ClickHouse / dbt-clickhouse

The Clickhouse plugin for dbt (data build tool)

Apache License 2.0

246 stars 108 forks source link

Retries should retry on known retriable database errors in addition to connection errors #165

Open andaag opened 1 year ago

andaag commented 1 year ago

Describe the bug

Based on this description:

retries: [1] # Number of times to retry a "retriable" database exception (such as a 503 'Service Unavailable' error)

I was kinda expecting retries to also retry failures in executing queries. Such as:

DB::Exception: Timeout: Cannot enqueue query on this replica, most likely because replica is busy with previous queue entries.

But looking at the code it looks like retries is set on retry_connection from SQLConnectionManager, which retries on connection failures, not on query failures.

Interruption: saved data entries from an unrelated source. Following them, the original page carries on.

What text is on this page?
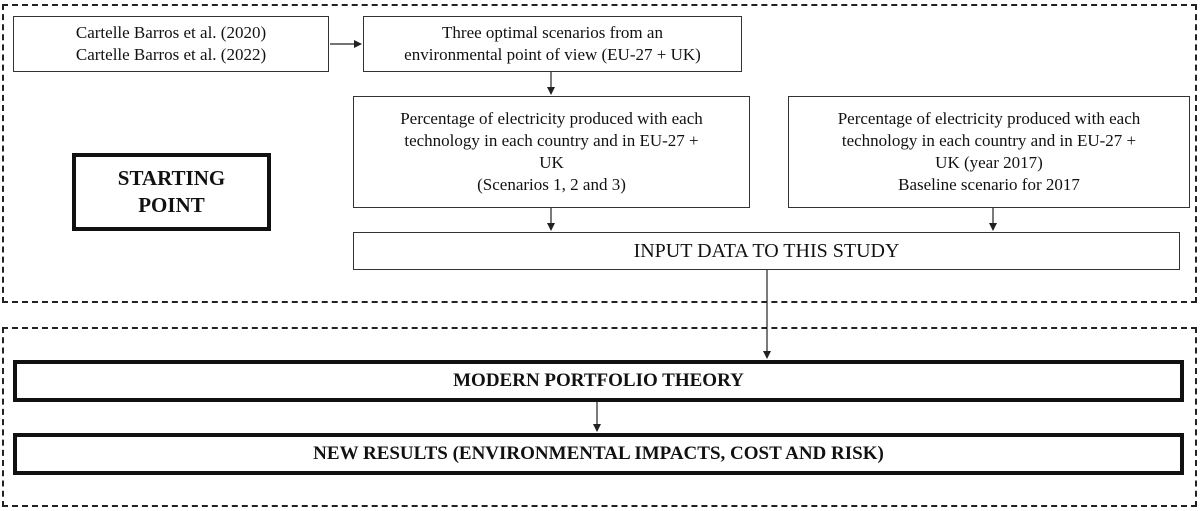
Cartelle Barros et al. (2020)
Cartelle Barros et al. (2022)
Three optimal scenarios from an
environmental point of view (EU-27 + UK)
Percentage of electricity produced with each
technology in each country and in EU-27 +
UK
(Scenarios 1, 2 and 3)
Percentage of electricity produced with each
technology in each country and in EU-27 +
UK (year 2017)
Baseline scenario for 2017
STARTING
POINT
INPUT DATA TO THIS STUDY
MODERN PORTFOLIO THEORY
NEW RESULTS (ENVIRONMENTAL IMPACTS, COST AND RISK)
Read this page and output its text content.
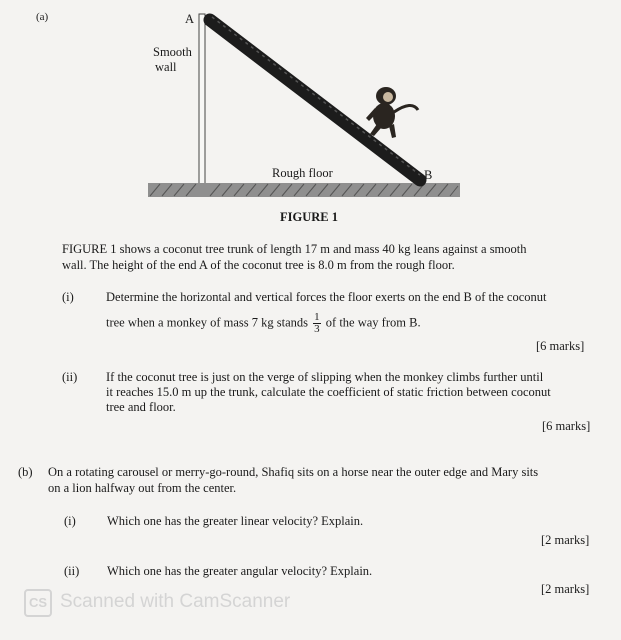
(a)	A
Smooth
wall
Rough floor	B
FIGURE 1
FIGURE 1 shows a coconut tree trunk of length 17 m and mass 40 kg leans against a smooth
wall. The height of the end A of the coconut tree is 8.0 m from the rough floor.
(i)	Determine the horizontal and vertical forces the floor exerts on the end B of the coconut
tree when a monkey of mass 7 kg stands $\frac{1}{3}$ of the way from B.
[6 marks]
(ii) If the coconut tree is just on the verge of slipping when the monkey climbs further until
it reaches 15.0 m up the trunk, calculate the coefficient of static friction between coconut
tree and floor.
[6 marks]
(b) On a rotating carousel or merry-go-round, Shafiq sits on a horse near the outer edge and Mary sits
on a lion halfway out from the center.
(i) Which one has the greater linear velocity? Explain.
[2 marks]
(ii) Which one has the greater angular velocity? Explain.
[2 marks]
CS Scanned with CamScanner
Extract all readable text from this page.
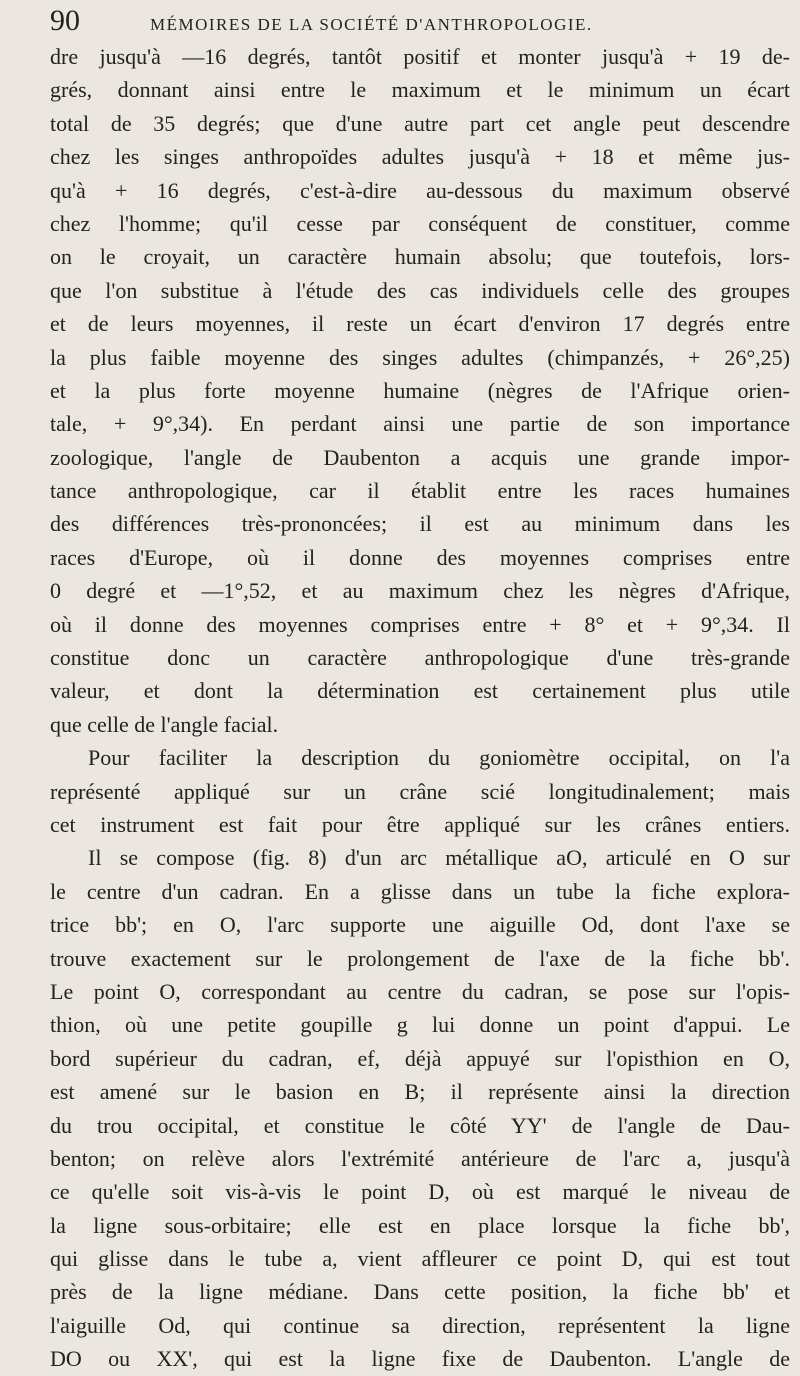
90	MÉMOIRES DE LA SOCIÉTÉ D'ANTHROPOLOGIE.
dre jusqu'à —16 degrés, tantôt positif et monter jusqu'à + 19 de-
grés, donnant ainsi entre le maximum et le minimum un écart
total de 35 degrés; que d'une autre part cet angle peut descendre
chez les singes anthropoïdes adultes jusqu'à + 18 et même jus-
qu'à + 16 degrés, c'est-à-dire au-dessous du maximum observé
chez l'homme; qu'il cesse par conséquent de constituer, comme
on le croyait, un caractère humain absolu; que toutefois, lors-
que l'on substitue à l'étude des cas individuels celle des groupes
et de leurs moyennes, il reste un écart d'environ 17 degrés entre
la plus faible moyenne des singes adultes (chimpanzés, + 26°,25)
et la plus forte moyenne humaine (nègres de l'Afrique orien-
tale, + 9°,34). En perdant ainsi une partie de son importance
zoologique, l'angle de Daubenton a acquis une grande impor-
tance anthropologique, car il établit entre les races humaines
des différences très-prononcées; il est au minimum dans les
races d'Europe, où il donne des moyennes comprises entre
0 degré et —1°,52, et au maximum chez les nègres d'Afrique,
où il donne des moyennes comprises entre + 8° et + 9°,34. Il
constitue donc un caractère anthropologique d'une très-grande
valeur, et dont la détermination est certainement plus utile
que celle de l'angle facial.
Pour faciliter la description du goniomètre occipital, on l'a
représenté appliqué sur un crâne scié longitudinalement; mais
cet instrument est fait pour être appliqué sur les crânes entiers.
Il se compose (fig. 8) d'un arc métallique aO, articulé en O sur
le centre d'un cadran. En a glisse dans un tube la fiche explora-
trice bb'; en O, l'arc supporte une aiguille Od, dont l'axe se
trouve exactement sur le prolongement de l'axe de la fiche bb'.
Le point O, correspondant au centre du cadran, se pose sur l'opis-
thion, où une petite goupille g lui donne un point d'appui. Le
bord supérieur du cadran, ef, déjà appuyé sur l'opisthion en O,
est amené sur le basion en B; il représente ainsi la direction
du trou occipital, et constitue le côté YY' de l'angle de Dau-
benton; on relève alors l'extrémité antérieure de l'arc a, jusqu'à
ce qu'elle soit vis-à-vis le point D, où est marqué le niveau de
la ligne sous-orbitaire; elle est en place lorsque la fiche bb',
qui glisse dans le tube a, vient affleurer ce point D, qui est tout
près de la ligne médiane. Dans cette position, la fiche bb' et
l'aiguille Od, qui continue sa direction, représentent la ligne
DO ou XX', qui est la ligne fixe de Daubenton. L'angle de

Is this intended? Am I understanding it wrong? This might be a bit of a mix between either a bug report or a feature request, depending on what the intended behavior is! 😀

simpl1g commented 1 year ago

But how do you know if some part of your data is already inserted or not? Making retries in a database that does not have transactions is pretty dangerous, you can end up with duplicates. We had a lot of problems until we disabled retries in code. So our rule of thumb when we write code - all tasks should be idempotent, if cancel task in the middle and rerun it multiple times we should have correct data

genzgd commented 1 year ago

You understand it correctly. As you noted, the documentation should be more explicit in that retries only refers to connection failures in cases where it's guaranteed that a retry will not insert duplicates. If ClickHouse returns a "retriable" HTTP status code (in particular, 429, 502, or 503) the query will be retried up to the "retries" configuration value.

As @simpl1g suggested, we don't retry database errors. In theory we could -- the difficulty is in determining what ClickHouse errors are retriable. First, ClickHouse doesn't currently return a separate error code -- it has to be parsed from the content of the error message. Second, there are something like 1000 ClickHouse error codes and there's no definitive list of what is "retriable" and what is not.

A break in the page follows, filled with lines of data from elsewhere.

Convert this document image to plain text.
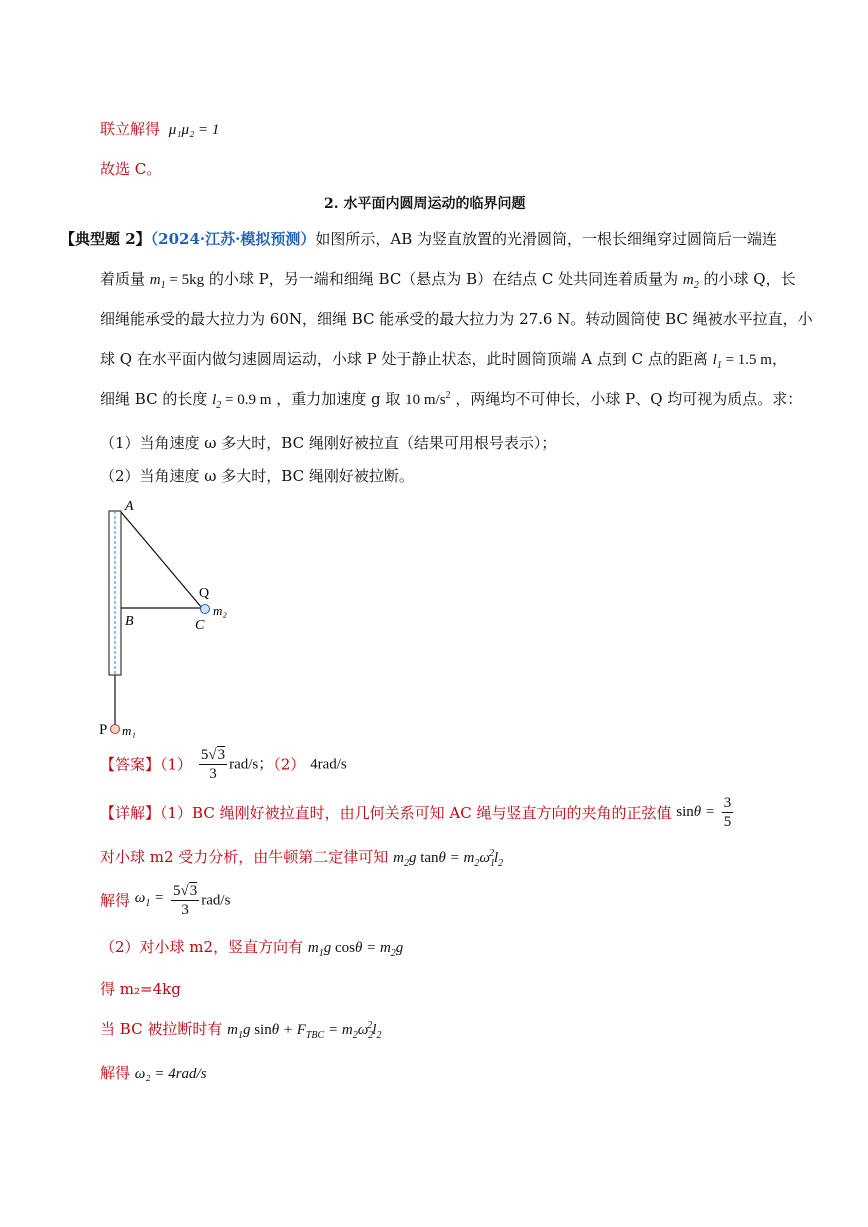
联立解得 μ₁μ₂ = 1
故选 C。
2. 水平面内圆周运动的临界问题
【典型题 2】（2024·江苏·模拟预测）如图所示，AB 为竖直放置的光滑圆筒，一根长细绳穿过圆筒后一端连
着质量 $m_1 = 5kg$ 的小球 P，另一端和细绳 BC（悬点为 B）在结点 C 处共同连着质量为 $m_2$ 的小球 Q，长
细绳能承受的最大拉力为 60N，细绳 BC 能承受的最大拉力为 27.6 N。转动圆筒使 BC 绳被水平拉直，小
球 Q 在水平面内做匀速圆周运动，小球 P 处于静止状态，此时圆筒顶端 A 点到 C 点的距离 $l_1 = 1.5$ m，
细绳 BC 的长度 $l_2 = 0.9$ m ，重力加速度 g 取 10 $m/s^2$ ，两绳均不可伸长，小球 P、Q 均可视为质点。求：
（1）当角速度 ω 多大时，BC 绳刚好被拉直（结果可用根号表示）；
（2）当角速度 ω 多大时，BC 绳刚好被拉断。
A
B	C
Q
m₂
P m₁
【答案】$(1) \frac{5√3}{3} rad/s$；（2） 4rad/s
【详解】（1）BC 绳刚好被拉直时，由几何关系可知 AC 绳与竖直方向的夹角的正弦值 $\sin\theta = \frac{3}{5}$
对小球 m2 受力分析，由牛顿第二定律可知 $m_2g$ $\tan\theta = m_2\omega_1^2l_2$
解得 $\omega_1 = \frac{5√3}{3} rad/s$
（2）对小球 m2，竖直方向有 $m_1g$ $\cos\theta = m_2g$
得 m₂=4kg
当 BC 被拉断时有 $m_1g$ $\sin\theta + F_{TBC} = m_2\omega_2^2l_2$
解得 ω₂ = 4rad/s
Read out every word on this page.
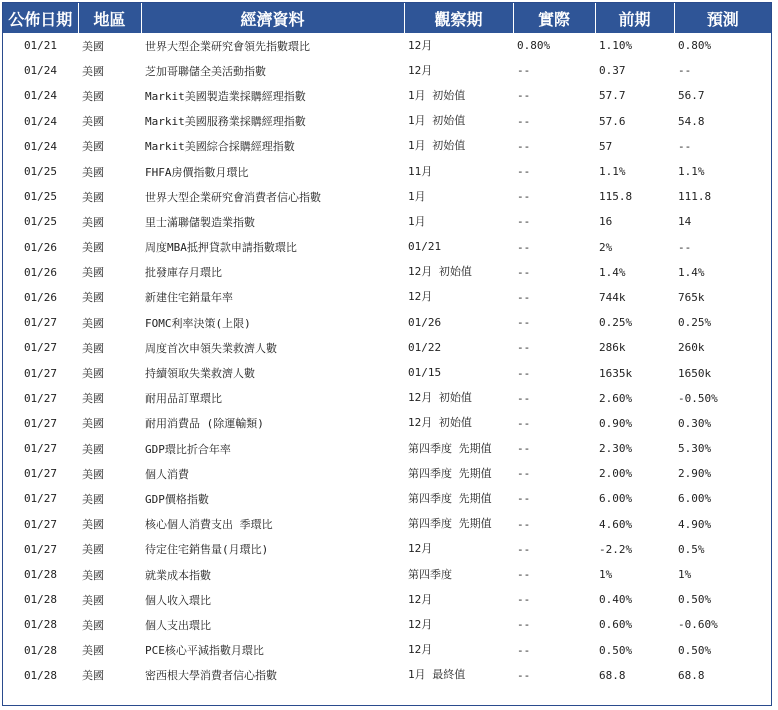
公佈日期	地區	經濟資料	觀察期	實際	前期	預測
01/21	美國	世界大型企業研究會領先指數環比	12月	0.80%	1.10%	0.80%
01/24	美國	芝加哥聯儲全美活動指數	12月	--	0.37	--
01/24	美國	Markit美國製造業採購經理指數	1月 初始值	--	57.7	56.7
01/24	美國	Markit美國服務業採購經理指數	1月 初始值	--	57.6	54.8
01/24	美國	Markit美國綜合採購經理指數	1月 初始值	--	57	--
01/25	美國	FHFA房價指數月環比	11月	--	1.1%	1.1%
01/25	美國	世界大型企業研究會消費者信心指數	1月	--	115.8	111.8
01/25	美國	里士滿聯儲製造業指數	1月	--	16	14
01/26	美國	周度MBA抵押貸款申請指數環比	01/21	--	2%	--
01/26	美國	批發庫存月環比	12月 初始值	--	1.4%	1.4%
01/26	美國	新建住宅銷量年率	12月	--	744k	765k
01/27	美國	FOMC利率決策(上限)	01/26	--	0.25%	0.25%
01/27	美國	周度首次申領失業救濟人數	01/22	--	286k	260k
01/27	美國	持續領取失業救濟人數	01/15	--	1635k	1650k
01/27	美國	耐用品訂單環比	12月 初始值	--	2.60%	-0.50%
01/27	美國	耐用消費品 (除運輸類)	12月 初始值	--	0.90%	0.30%
01/27	美國	GDP環比折合年率	第四季度 先期值	--	2.30%	5.30%
01/27	美國	個人消費	第四季度 先期值	--	2.00%	2.90%
01/27	美國	GDP價格指數	第四季度 先期值	--	6.00%	6.00%
01/27	美國	核心個人消費支出 季環比	第四季度 先期值	--	4.60%	4.90%
01/27	美國	待定住宅銷售量(月環比)	12月	--	-2.2%	0.5%
01/28	美國	就業成本指數	第四季度	--	1%	1%
01/28	美國	個人收入環比	12月	--	0.40%	0.50%
01/28	美國	個人支出環比	12月	--	0.60%	-0.60%
01/28	美國	PCE核心平減指數月環比	12月	--	0.50%	0.50%
01/28	美國	密西根大學消費者信心指數	1月 最終值	--	68.8	68.8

That said, this is a potential feature request -- which is probably most appropriate for the underlying drivers (clickhouse-connect and clickhouse-driver).

andaag commented 1 year ago

But how do you know if some part of your data is already inserted or not? Making retries in a database that does not have transactions is pretty dangerous, you can end up with duplicates. We had a lot of problems until we disabled retries in code.

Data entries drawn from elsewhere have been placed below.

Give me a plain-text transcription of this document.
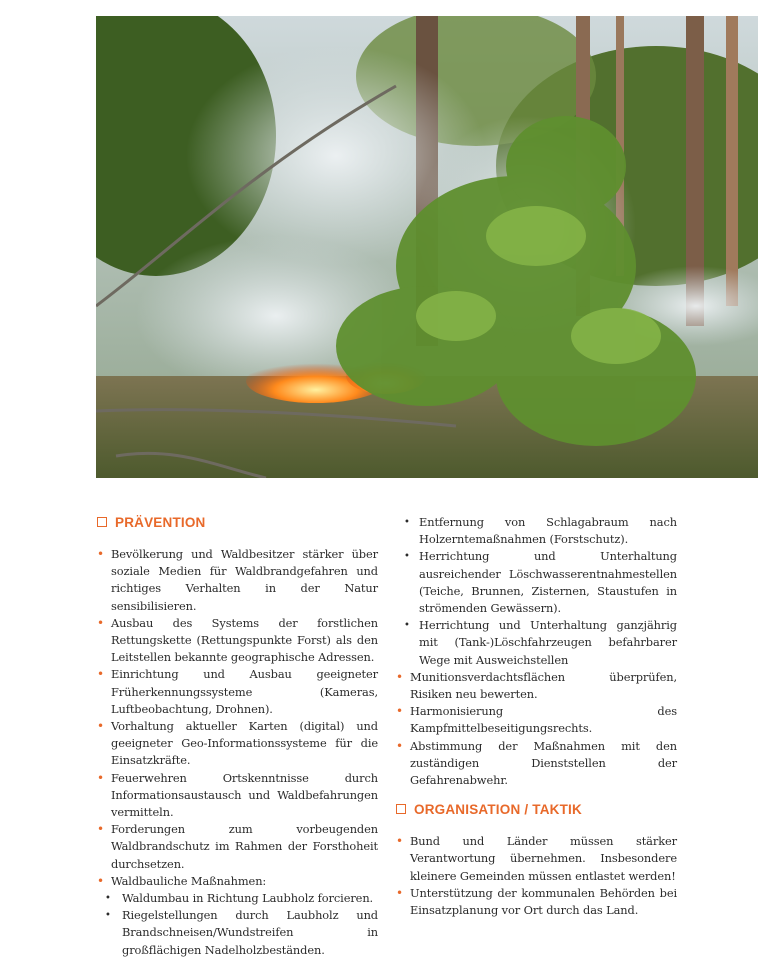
PRÄVENTION
• Bevölkerung und Waldbesitzer stärker über soziale Medien für Waldbrandgefahren und richtiges Verhalten in der Natur sensibilisieren.
• Ausbau des Systems der forstlichen Rettungskette (Rettungspunkte Forst) als den Leitstellen bekannte geographische Adressen.
• Einrichtung und Ausbau geeigneter Früherkennungssysteme (Kameras, Luftbeobachtung, Drohnen).
• Vorhaltung aktueller Karten (digital) und geeigneter Geo-Informationssysteme für die Einsatzkräfte.
• Feuerwehren Ortskenntnisse durch Informationsaustausch und Waldbefahrungen vermitteln.
• Forderungen zum vorbeugenden Waldbrandschutz im Rahmen der Forsthoheit durchsetzen.
• Waldbauliche Maßnahmen:
• Waldumbau in Richtung Laubholz forcieren.
• Riegelstellungen durch Laubholz und Brandschneisen/Wundstreifen in großflächigen Nadelholzbeständen.
• Entfernung von Schlagabraum nach Holzerntemaßnahmen (Forstschutz).
• Herrichtung und Unterhaltung ausreichender Löschwasserentnahmestellen (Teiche, Brunnen, Zisternen, Staustufen in strömenden Gewässern).
• Herrichtung und Unterhaltung ganzjährig mit (Tank-)Löschfahrzeugen befahrbarer Wege mit Ausweichstellen
• Munitionsverdachtsflächen überprüfen, Risiken neu bewerten.
• Harmonisierung des Kampfmittelbeseitigungsrechts.
• Abstimmung der Maßnahmen mit den zuständigen Dienststellen der Gefahrenabwehr.
ORGANISATION / TAKTIK
• Bund und Länder müssen stärker Verantwortung übernehmen. Insbesondere kleinere Gemeinden müssen entlastet werden!
• Unterstützung der kommunalen Behörden bei Einsatzplanung vor Ort durch das Land.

By specifically retrying error codes where we know it hasn't been applied. We do this with other services today, and based on the description in the readme that's what I assumed this project did too!

First, ClickHouse doesn't currently return a separate error code -- it has to be parsed from the content of the error message. Second, there are something like 1000 ClickHouse error codes and there's no definitive list of what is "retriable" and what is not.

Probably makes sense to do this on a driver level, and have a whitelist of error codes that are known to be retriable. 👍

stephen-up commented 6 days ago

Hi, I also think more errors should be retried by DBT.

Im getting ClickHouse exception: The read operation timed out at the end of our 120 model pipeline that was running for 5 hours. Since there is no per statement retry its restarting the whole thing.